Critique : Home, Toni Morrison

Frank stood and, massaging his knuckles, moved quickly, half running, half loping back to the train. He was either ignored or not seen by the repair crew. Inside the door to the coach section a porter eyed his blood-stained hands and dusty clothes but said nothing. Fortunately, the toilet was near the entrance so Frank could catch his breath and clean up before walking down the aisle. Once seated, Frank wondered at the excitement, the wild joy the fight had given him. It was unlike the rage that had accompanied killing in Korea. Those sprees were fierce but mindless, anonymous. This violence was personal in its delight. Good, he thought. He might need that thrill to claim his sister.

 

Frank Money, rescapé de la guerre de Corée, reçoit une lettre lui indiquant que sa sœur Cee est sur le point de mourir. S’ensuit un périple dans les Etats-Unis ségrégés des années 1950, propice aux analepses : surgissent les souvenirs de guerre de Frank, mais aussi (surtout ?) de son enfance dans la ville morose de Lotus.
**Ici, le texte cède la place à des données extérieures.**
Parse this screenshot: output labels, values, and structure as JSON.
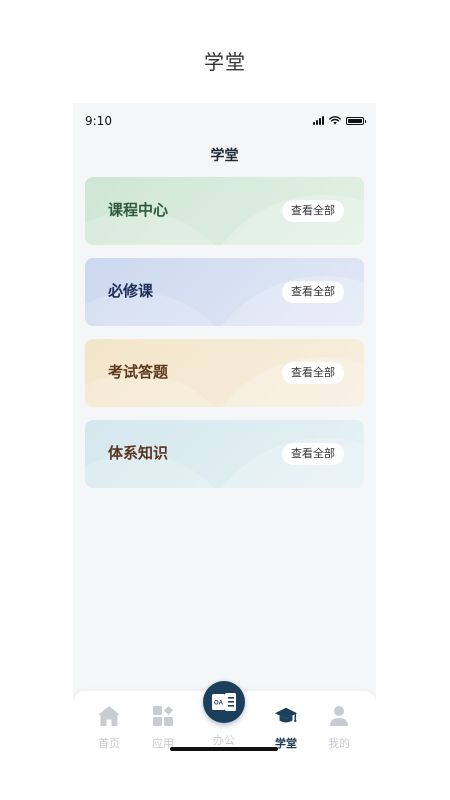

La trame semble se construire comme un puzzle, au gré des souvenirs de Frank et de ceux d’autres personnages.

 

Le contexte choisi pourrait prêter au misérabilisme d’une Joan Riley : il n’en est rien chez Toni Morrison. La subtilité y est le mot d’ordre, la suggestion plutôt que l’explicite. Aussi l’auteure parvient-elle à nous dépeindre des personnages complexes qui, loin d’être des héros ou des prophètes, sont simplement des gens. Mieux : des gens ordinaires, auxquels la finesse de l’écriture rend à la fois leur banalité et leur singularité. Le lecteur accède à l’intériorité de personnages plutôt inattendus, procédé qui permet d’éviter le stéréotype, et Toni Morrison parvient à déployer l’inconscient de ses personnages – surtout celui de Frank – sans avoir la prétention d’élaborer des théories freudiennes.

 

Si le roman questionne les notions d’identité et d’appartenance, à travers des personnages bataillant pour accéder à la société blanche, il a aussi l’intelligence de ne pas répondre à des questions qu’il sait bien trop complexes. Les liens à la famille – qui n’est finalement pas toujours celle à laquelle on s’attendait – l’attachement à la terre – la morne et morte Lotus semble un personnage à part entière – sont des questions constamment soulevées, auxquelles une réponse simpliste n’est jamais imposée au lecteur.

 

S’il y a du glauque chez Toni Morrison, il s’agit d’un glauque profond, intime, intelligent, et par là mille fois plus terrible que ce que l’on pourrait trouver dans un roman aussi mauvais que The Unbelonging. La narration paraît toujours teintée de ce qu’on pourrait appeler un « optimisme réaliste » : les personnages savent bien que, de toute façon, il faut continuer à vivre. L’auteure fait même preuve d’humour, jouant avec des échos à ses propres œuvres et avec sa propre renommée : le nom de Morrison apparaît parfois, subrepticement, dans la narration, comme un clin d’œil à ses lecteurs. Plus sérieusement (peut-être), elle questionne le pacte lecteur – narrateur – auteur et la confiance dans ce dernier, dans les passages en italique où Frank semble dicter son histoire.

 

Home est un roman qui se lit moins facilement que ce que l’on pourrait croire : sa beauté réside moins dans l’ensemble constitué que dans les détails qui le constituent. Il n’est pas un roman historique : le lecteur n’apprend rien sur les Etats-Unis des années 50. Morrison a préféré, avec brio, immerger son lecteur dans la subjectivité de ses personnages, et dans un cadre spatio-temporel toujours flottant.